Nvidia delivered an earnings beat on Wednesday, reporting earnings per share of $3.10 on revenue of $5 billion, versus estimates for earnings of $2.81 per share on revenue of $4.82 billion. Despite the beat, shares sank after CEO Jensen Huang said on a call with analysts that he doesn’t’ expect the chipmaker’s business of selling processors to cryptocurrency miners to “grow extremely large.”
But beyond the cryptocurrency market, Nvidia looks strong.
“Our lovely problem, which I wouldn’t consider a problem, is that demand is strong,” said Nvidia CFO Colette Kress following the earnings call. “We have supply to meet our demand. We have supply. Is it tight? Of course. But you will see us add overall supply throughout the year, we’re continuing to purchase overall supply for the long term.”
Chip shortages have hampered the automotive sector in particular recently, with several large carmakers forced to halt production at certain factories due to a lack of available semiconductors.
One such carmaker is Tesla, which said on Thursday that it will shut down its Model 3 production line in Fremont, California for a couple of seeks. But even still, TradingAnalysis.com founder Todd Gordon said he has his eye on the electric vehicle maker now.

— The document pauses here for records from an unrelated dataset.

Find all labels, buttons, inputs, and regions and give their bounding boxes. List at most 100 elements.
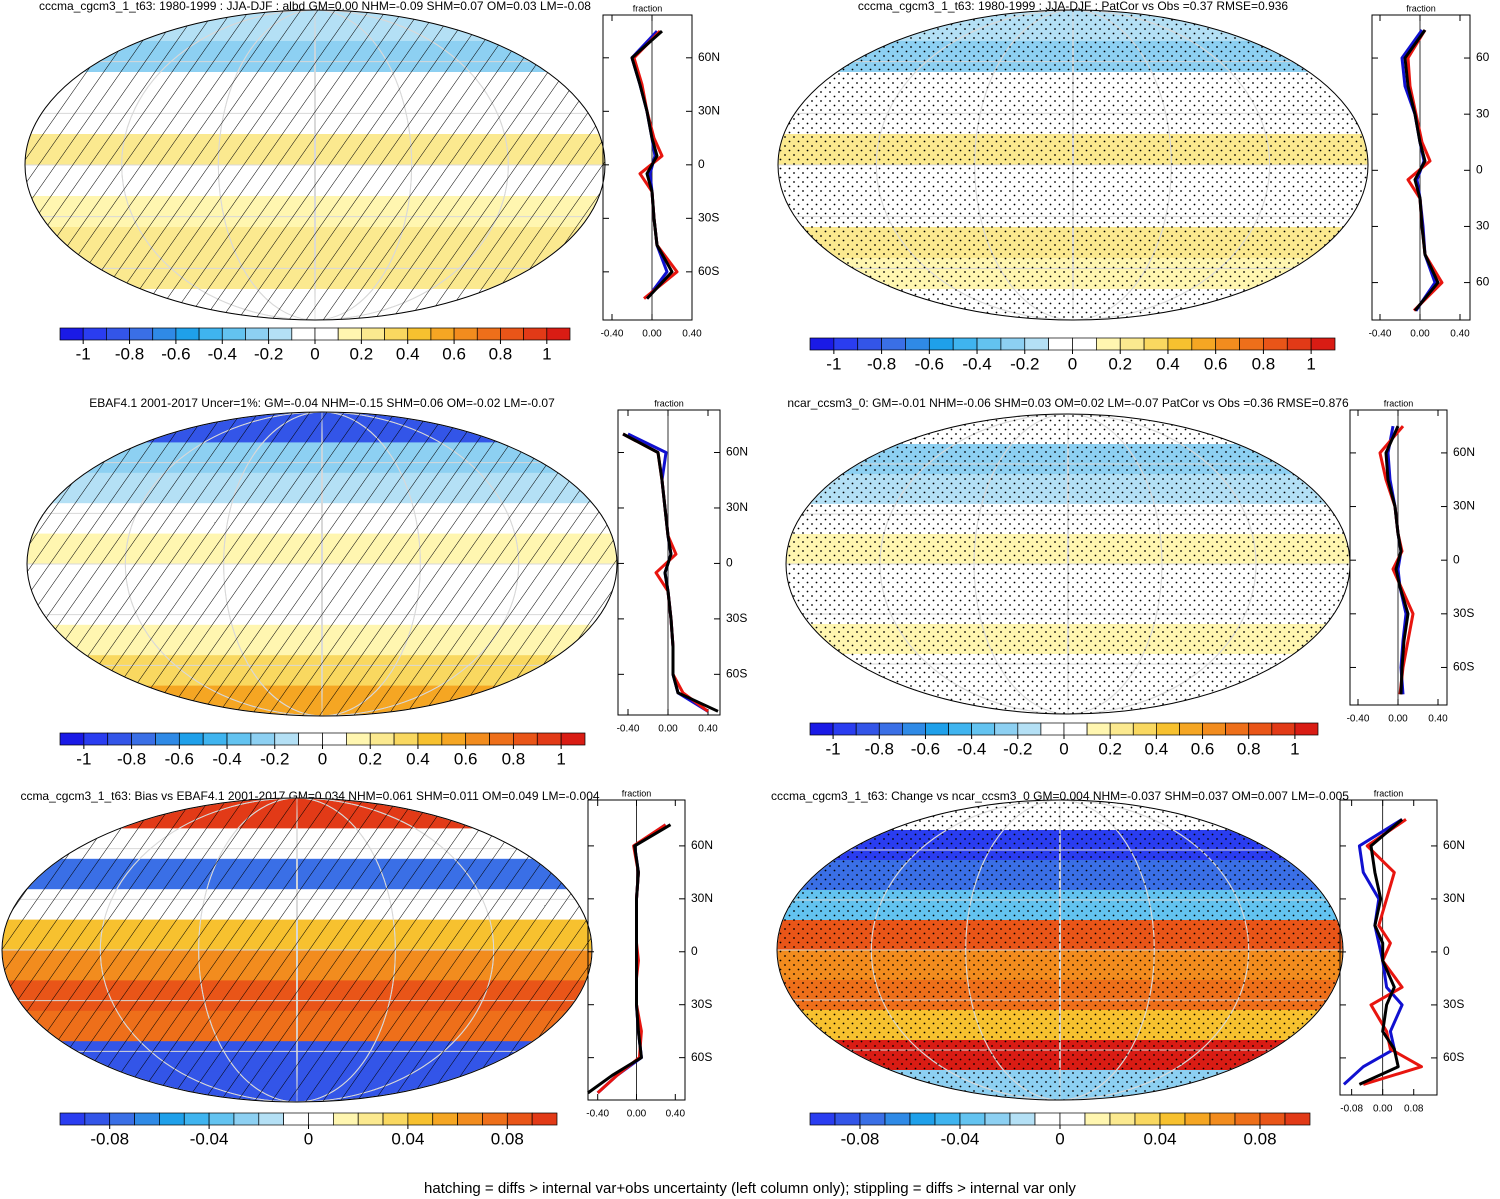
colorbar-tick-label: -0.04: [190, 1129, 229, 1148]
colorbar-box: [1109, 1112, 1136, 1126]
y-tick-label: 30S: [691, 997, 712, 1011]
colorbar-box: [131, 732, 156, 746]
colorbar-tick-label: 0.4: [396, 344, 420, 363]
zonal-frame: [617, 409, 721, 716]
colorbar-box: [857, 337, 882, 351]
colorbar-box: [1286, 337, 1312, 351]
colorbar-tick-label: 0.8: [502, 749, 526, 768]
zonal-line: [630, 29, 674, 300]
map-overlay: [27, 412, 617, 716]
colorbar-box: [233, 1112, 260, 1126]
colorbar-box: [560, 732, 586, 746]
x-tick-label: 0.00: [1373, 1104, 1393, 1115]
colorbar-box: [1310, 337, 1336, 351]
colorbar-box: [84, 1112, 111, 1126]
x-tick-label: -0.40: [1347, 714, 1370, 725]
colorbar-box: [948, 722, 972, 736]
colorbar-box: [258, 1112, 284, 1126]
panel-title: cccma_cgcm3_1_t63: 1980-1999 : JJA-DJF :…: [858, 0, 1289, 13]
map: [777, 800, 1343, 1100]
colorbar-box: [925, 722, 949, 736]
y-tick-label: 0: [698, 157, 705, 171]
colorbar-tick-label: 0: [304, 1129, 313, 1148]
colorbar-box: [226, 732, 252, 746]
colorbar-box: [245, 327, 269, 341]
colorbar-tick-label: 0.2: [358, 749, 382, 768]
colorbar-box: [905, 337, 930, 351]
colorbar-tick-label: 0.08: [1243, 1129, 1276, 1148]
colorbar-tick-label: -0.08: [841, 1129, 880, 1148]
colorbar-box: [1096, 337, 1121, 351]
colorbar-box: [1009, 1112, 1036, 1126]
colorbar-box: [1048, 337, 1073, 351]
colorbar-box: [159, 1112, 185, 1126]
colorbar-box: [417, 732, 443, 746]
map-overlay: [2, 798, 592, 1102]
colorbar-tick-label: -0.4: [208, 344, 237, 363]
y-tick-label: 0: [1443, 944, 1450, 958]
colorbar-tick-label: 0.04: [391, 1129, 424, 1148]
y-tick-label: 30: [1476, 106, 1490, 120]
colorbar-tick-label: -0.4: [962, 354, 991, 373]
y-tick-label: 30S: [1453, 606, 1474, 620]
y-tick-label: 60S: [726, 667, 747, 681]
colorbar-box: [1017, 722, 1042, 736]
y-tick-label: 60S: [691, 1050, 712, 1064]
colorbar-box: [361, 327, 385, 341]
x-tick-label: 0.00: [627, 1109, 647, 1120]
zonal-line: [587, 823, 672, 1095]
colorbar-tick-label: 1: [1306, 354, 1315, 373]
colorbar-box: [393, 732, 419, 746]
colorbar-box: [976, 337, 1002, 351]
zonal-x-label: fraction: [654, 398, 684, 408]
colorbar-tick-label: 0.4: [1156, 354, 1180, 373]
zonal-line: [1378, 425, 1415, 695]
colorbar-tick-label: -0.4: [212, 749, 241, 768]
colorbar-box: [531, 1112, 558, 1126]
colorbar-box: [268, 327, 293, 341]
panel-title: EBAF4.1 2001-2017 Uncer=1%: GM=-0.04 NHM…: [89, 396, 555, 410]
colorbar-tick-label: 0.8: [1237, 739, 1261, 758]
colorbar-box: [453, 327, 478, 341]
colorbar-box: [482, 1112, 508, 1126]
colorbar-tick-label: -0.2: [1010, 354, 1039, 373]
colorbar-box: [513, 732, 538, 746]
map-overlay: [777, 800, 1343, 1100]
y-tick-label: 0: [1476, 162, 1483, 176]
colorbar-box: [432, 1112, 458, 1126]
colorbar-box: [959, 1112, 986, 1126]
y-tick-label: 60: [1476, 275, 1490, 289]
colorbar-box: [109, 1112, 135, 1126]
colorbar-box: [1156, 722, 1180, 736]
colorbar-box: [1234, 1112, 1261, 1126]
colorbar-tick-label: -1: [826, 354, 841, 373]
colorbar-box: [1040, 722, 1065, 736]
colorbar-box: [441, 732, 467, 746]
colorbar-box: [1143, 337, 1169, 351]
map-outline: [776, 799, 1344, 1101]
colorbar-tick-label: 0.2: [350, 344, 374, 363]
colorbar-box: [155, 732, 180, 746]
colorbar-box: [274, 732, 299, 746]
y-tick-label: 60N: [1443, 838, 1465, 852]
colorbar-tick-label: -0.8: [117, 749, 146, 768]
colorbar-box: [175, 327, 200, 341]
colorbar-box: [59, 732, 85, 746]
y-tick-label: 30N: [698, 103, 720, 117]
colorbar-box: [1086, 722, 1111, 736]
x-tick-label: 0.40: [682, 329, 702, 340]
y-tick-label: 0: [726, 556, 733, 570]
colorbar-box: [489, 732, 514, 746]
colorbar-box: [1084, 1112, 1111, 1126]
zonal-x-label: fraction: [633, 3, 663, 13]
colorbar-tick-label: -0.6: [161, 344, 190, 363]
map-overlay: [778, 10, 1368, 320]
map-outline: [1, 797, 593, 1103]
colorbar-box: [465, 732, 490, 746]
zonal-line: [1406, 29, 1444, 312]
y-tick-label: 60S: [1453, 660, 1474, 674]
colorbar-box: [1284, 1112, 1311, 1126]
y-tick-label: 60N: [691, 838, 713, 852]
colorbar-box: [1184, 1112, 1211, 1126]
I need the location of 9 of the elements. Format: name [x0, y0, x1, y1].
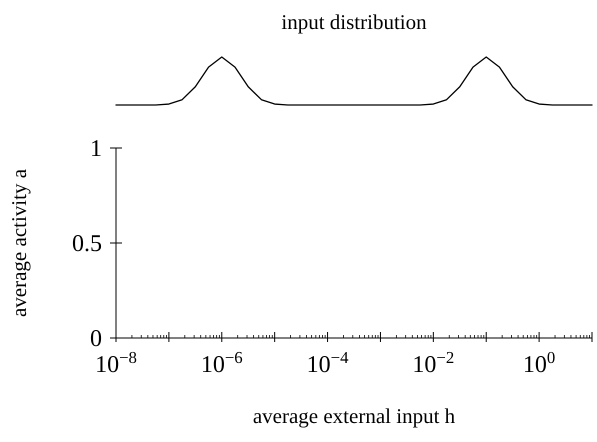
y-tick-label: 1 [90, 136, 102, 162]
y-tick-label: 0.5 [72, 231, 102, 257]
x-tick-label: 10$^{−6}$ [200, 348, 243, 378]
x-axis-title: average external input h [252, 404, 456, 428]
y-axis-title: average activity a [7, 168, 31, 318]
x-tick-label: 10$^{−4}$ [306, 348, 350, 378]
chart-title: input distribution [281, 10, 428, 34]
x-tick-label: 10$^{−2}$ [412, 348, 454, 378]
x-tick-label: 10$^{0}$ [522, 348, 556, 378]
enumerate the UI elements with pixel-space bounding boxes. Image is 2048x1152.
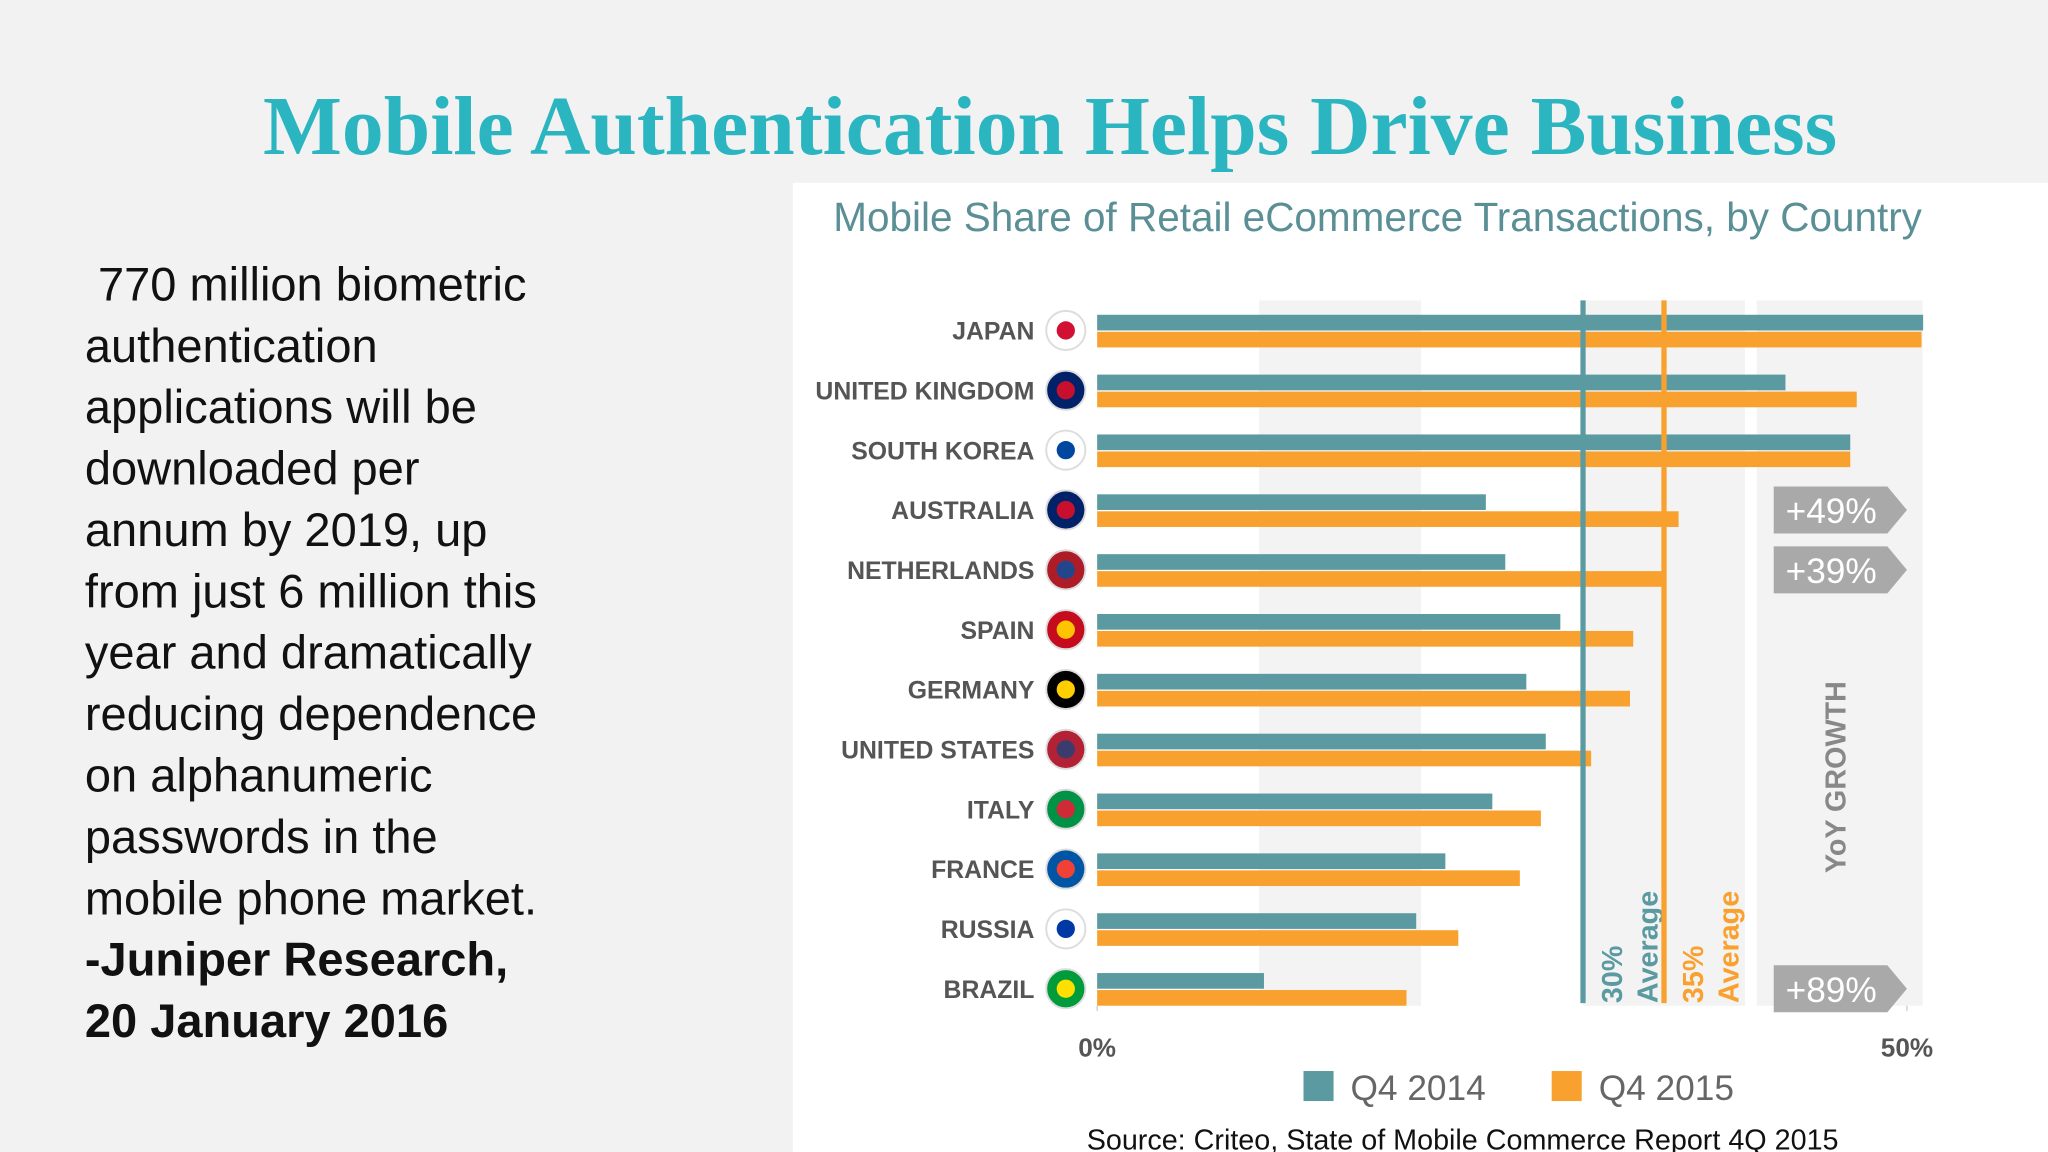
bar xyxy=(1097,391,1857,408)
average-text: Average xyxy=(1713,891,1745,1003)
flag-icon-center xyxy=(1056,560,1075,579)
growth-badge xyxy=(1773,486,1907,534)
flag-icon-center xyxy=(1056,381,1075,400)
body-text: mobile phone market. xyxy=(85,871,537,924)
body-text: annum by 2019, up xyxy=(85,503,488,556)
category-label: UNITED STATES xyxy=(841,738,1034,765)
flag-icon-center xyxy=(1056,919,1075,939)
bar xyxy=(1097,451,1851,468)
bar xyxy=(1097,750,1592,767)
bar xyxy=(1097,630,1634,647)
x-tick-label: 0% xyxy=(1078,1033,1116,1063)
growth-label: +89% xyxy=(1786,971,1877,1010)
bar xyxy=(1097,673,1527,690)
flag-icon-center xyxy=(1056,440,1075,460)
flag-icon-center xyxy=(1056,321,1075,340)
attribution: 20 January 2016 xyxy=(85,994,448,1047)
flag-icon-center xyxy=(1056,979,1075,998)
category-label: BRAZIL xyxy=(944,977,1035,1004)
flag-icon-center xyxy=(1056,859,1075,879)
body-text: 770 million biometric xyxy=(85,257,527,310)
bar xyxy=(1097,810,1541,827)
body-text: reducing dependence xyxy=(85,687,537,740)
bar xyxy=(1097,511,1679,527)
average-label: 30% Average xyxy=(1597,891,1664,1003)
legend-swatch xyxy=(1303,1071,1334,1102)
bar xyxy=(1097,571,1664,587)
bar xyxy=(1097,930,1459,946)
chart-title: Mobile Share of Retail eCommerce Transac… xyxy=(833,194,1922,240)
growth-badge xyxy=(1773,965,1907,1013)
category-label: AUSTRALIA xyxy=(891,498,1034,525)
source: Source: Criteo, State of Mobile Commerce… xyxy=(1087,1124,1839,1152)
body-text: from just 6 million this xyxy=(85,564,537,617)
growth-label: +49% xyxy=(1786,492,1877,531)
average-label: 35% Average xyxy=(1678,891,1745,1003)
average-value: 35% xyxy=(1678,946,1710,1003)
bar xyxy=(1097,554,1506,570)
category-label: NETHERLANDS xyxy=(847,558,1034,585)
category-label: GERMANY xyxy=(908,678,1035,705)
body-text: authentication xyxy=(85,319,378,372)
bar xyxy=(1097,494,1486,510)
bar xyxy=(1097,870,1520,887)
growth-badge xyxy=(1773,546,1907,594)
growth-title: YoY GROWTH xyxy=(1821,681,1853,873)
slide-title: Mobile Authentication Helps Drive Busine… xyxy=(263,81,1837,173)
body-text: applications will be xyxy=(85,380,477,433)
x-tick-label: 50% xyxy=(1881,1033,1933,1063)
bar xyxy=(1097,690,1630,707)
legend-swatch xyxy=(1551,1071,1582,1102)
category-label: ITALY xyxy=(967,797,1035,824)
growth-column xyxy=(1756,300,1923,1006)
category-label: SOUTH KOREA xyxy=(851,438,1034,465)
body-text: passwords in the xyxy=(85,810,438,863)
legend-label: Q4 2014 xyxy=(1351,1069,1486,1108)
attribution: -Juniper Research, xyxy=(85,933,508,986)
bar xyxy=(1097,434,1851,451)
grid-band xyxy=(1259,300,1422,1006)
bar xyxy=(1097,973,1264,989)
growth-label: +39% xyxy=(1786,552,1877,591)
flag-icon-center xyxy=(1056,620,1075,639)
body-text: year and dramatically xyxy=(85,626,532,679)
category-label: JAPAN xyxy=(952,319,1034,346)
category-label: UNITED KINGDOM xyxy=(815,378,1034,405)
body-text: on alphanumeric xyxy=(85,749,433,802)
flag-icon-center xyxy=(1056,740,1075,759)
body-text: downloaded per xyxy=(85,442,420,495)
legend-label: Q4 2015 xyxy=(1599,1069,1734,1108)
flag-icon-center xyxy=(1056,500,1075,520)
bar xyxy=(1097,913,1417,929)
average-value: 30% xyxy=(1597,946,1629,1003)
bar xyxy=(1097,853,1446,870)
bar xyxy=(1097,733,1546,750)
flag-icon-center xyxy=(1056,800,1075,819)
flag-icon-center xyxy=(1056,680,1075,699)
category-label: SPAIN xyxy=(960,618,1034,645)
bar xyxy=(1097,793,1493,810)
bar xyxy=(1097,331,1922,348)
category-label: RUSSIA xyxy=(941,917,1035,944)
bar xyxy=(1097,613,1561,630)
bar xyxy=(1097,314,1924,331)
category-label: FRANCE xyxy=(931,857,1034,884)
average-text: Average xyxy=(1632,891,1664,1003)
bar xyxy=(1097,374,1786,391)
bar xyxy=(1097,990,1407,1006)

“Tesla’s the only one that I’d be looking to add,” Gordon said. “The support from a technical point of view is down around $600.”
Gordon argues that any synergies between Tesla and CEO Elon Musk’s private space company SpaceX could unlock unlimited potential for the EV carmaker. The trader said that the global satellite coverage SpaceX is working on could connect Tesla’s fleet and boost any artificial intelligence possibilities.
As for Tesla’s Model 3 production shut down, analysts aren’t worried.
“We are not overly concerned this supply chain/factory disruption changes the overall delivery trajectory for 1Q and 2021,” said Wedbush analyst Dan Ives.